7 poèmes

Poèmes pour les parents

Sept poèmes originaux pour les parents, entre gratitude, autonomie, relations imparfaites et diversité des familles.

Les parents peuvent être biologiques, adoptifs, séparés, proches ou plus difficiles à rejoindre. Écrire pour eux ne suppose pas une enfance parfaite ni une dette éternelle.
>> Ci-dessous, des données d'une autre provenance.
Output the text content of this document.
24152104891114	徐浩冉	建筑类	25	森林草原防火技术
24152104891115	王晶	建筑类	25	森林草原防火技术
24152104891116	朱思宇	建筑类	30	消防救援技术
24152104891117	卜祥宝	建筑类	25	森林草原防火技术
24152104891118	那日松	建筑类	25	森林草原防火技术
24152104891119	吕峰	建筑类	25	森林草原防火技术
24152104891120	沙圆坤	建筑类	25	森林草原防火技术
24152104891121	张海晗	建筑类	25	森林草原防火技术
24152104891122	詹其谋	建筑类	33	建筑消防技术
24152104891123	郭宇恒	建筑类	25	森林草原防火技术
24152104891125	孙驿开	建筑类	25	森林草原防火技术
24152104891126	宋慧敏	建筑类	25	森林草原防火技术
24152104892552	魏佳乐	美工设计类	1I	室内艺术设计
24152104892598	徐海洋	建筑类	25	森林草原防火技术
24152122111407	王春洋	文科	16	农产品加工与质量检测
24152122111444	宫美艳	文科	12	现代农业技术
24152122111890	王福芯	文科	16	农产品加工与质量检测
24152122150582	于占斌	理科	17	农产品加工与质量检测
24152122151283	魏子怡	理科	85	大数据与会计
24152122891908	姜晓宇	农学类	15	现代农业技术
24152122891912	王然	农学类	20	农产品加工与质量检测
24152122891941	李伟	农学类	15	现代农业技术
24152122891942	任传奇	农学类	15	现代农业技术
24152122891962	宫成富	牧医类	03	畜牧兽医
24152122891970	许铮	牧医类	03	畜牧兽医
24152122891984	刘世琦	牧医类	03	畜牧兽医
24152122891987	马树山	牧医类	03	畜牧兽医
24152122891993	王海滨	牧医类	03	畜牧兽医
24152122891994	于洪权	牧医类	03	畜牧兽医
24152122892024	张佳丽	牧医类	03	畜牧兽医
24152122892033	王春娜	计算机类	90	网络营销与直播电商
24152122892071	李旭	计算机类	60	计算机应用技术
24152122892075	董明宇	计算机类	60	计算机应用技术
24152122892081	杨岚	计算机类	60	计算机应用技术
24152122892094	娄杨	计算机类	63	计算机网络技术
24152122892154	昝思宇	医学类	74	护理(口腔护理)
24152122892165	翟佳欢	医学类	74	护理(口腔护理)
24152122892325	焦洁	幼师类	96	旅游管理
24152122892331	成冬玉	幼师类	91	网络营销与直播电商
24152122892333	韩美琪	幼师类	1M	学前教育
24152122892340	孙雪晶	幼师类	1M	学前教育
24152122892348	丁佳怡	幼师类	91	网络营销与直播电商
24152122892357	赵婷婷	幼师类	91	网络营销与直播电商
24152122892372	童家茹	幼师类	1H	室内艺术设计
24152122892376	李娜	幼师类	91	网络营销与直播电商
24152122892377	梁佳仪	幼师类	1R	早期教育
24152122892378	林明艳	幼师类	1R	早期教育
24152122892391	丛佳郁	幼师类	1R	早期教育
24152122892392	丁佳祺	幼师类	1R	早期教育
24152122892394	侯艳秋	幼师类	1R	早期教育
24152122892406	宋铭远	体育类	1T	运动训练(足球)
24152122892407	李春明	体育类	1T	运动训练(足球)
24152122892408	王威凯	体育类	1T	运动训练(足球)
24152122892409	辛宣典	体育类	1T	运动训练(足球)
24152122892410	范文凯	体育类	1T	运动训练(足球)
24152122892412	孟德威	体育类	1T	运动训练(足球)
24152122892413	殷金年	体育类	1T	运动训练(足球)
Ces textes proposent plusieurs situations et laissent place aux limites. Ils peuvent convenir à une carte, un anniversaire ou une lecture familiale après personnalisation.

01
reconnaissant·hommage

La table avec une rallonge

Mes parents ajoutaient
une rallonge quand des amis arrivaient.

Les chaises ne correspondaient pas,
le repas suffisait pourtant.
J’ai appris chez eux
qu’accueillir tient davantage à la place qu’au mobilier.
02
ferme·lecture

Je choisis autrement

Mes parents auraient préféré
une autre ville et un autre métier.

J’écoute leur inquiétude,
garde ma décision.
Les aimer adulte
ne signifie pas leur rendre la direction de ma vie.
03
drôle·partage

Le groupe familial à sept heures

À sept heures, mes parents
envoient déjà trois messages.

La météo, une photo,
un rappel inutile.
Leur affection numérique
commence la journée avant mon réveil.
04
respectueux·hommage

Quand l’aide change de direction

Mes parents demandent
de l’aide pour les démarches.

Je propose,
mais ne décide pas à leur place.
Le lien change de direction
sans retirer aux adultes âgés leur autonomie.
05
lucide·lecture

Deux parents, deux clés

Après leur séparation,
je portais deux clés.

Les règles changeaient,
mon affection ne devait pas choisir un camp.
Être enfant de deux maisons
demandait déjà beaucoup d’organisation intérieure.
06
chaleureux·hommage

Ceux qui ont tenu la place

Aucun document ne les nomme
comme mes parents.

Pourtant ils venaient,
écoutaient et tenaient leurs promesses.
Leur place parentale
a grandi grâce à une fidélité concrète, non par un titre.
07
familial·carte

La voix au bout de la semaine

Le dimanche soir, je vous appelle
entre la vaisselle et le journal.
Vous racontez le jardin, les voisins,
un rendez-vous déplacé à jeudi.
Mes parents, ces nouvelles ordinaires
forment maintenant un lien précieux.
Je ne veux pas attendre
les grandes occasions
pour vous écouter vivre dans la semaine qui passe.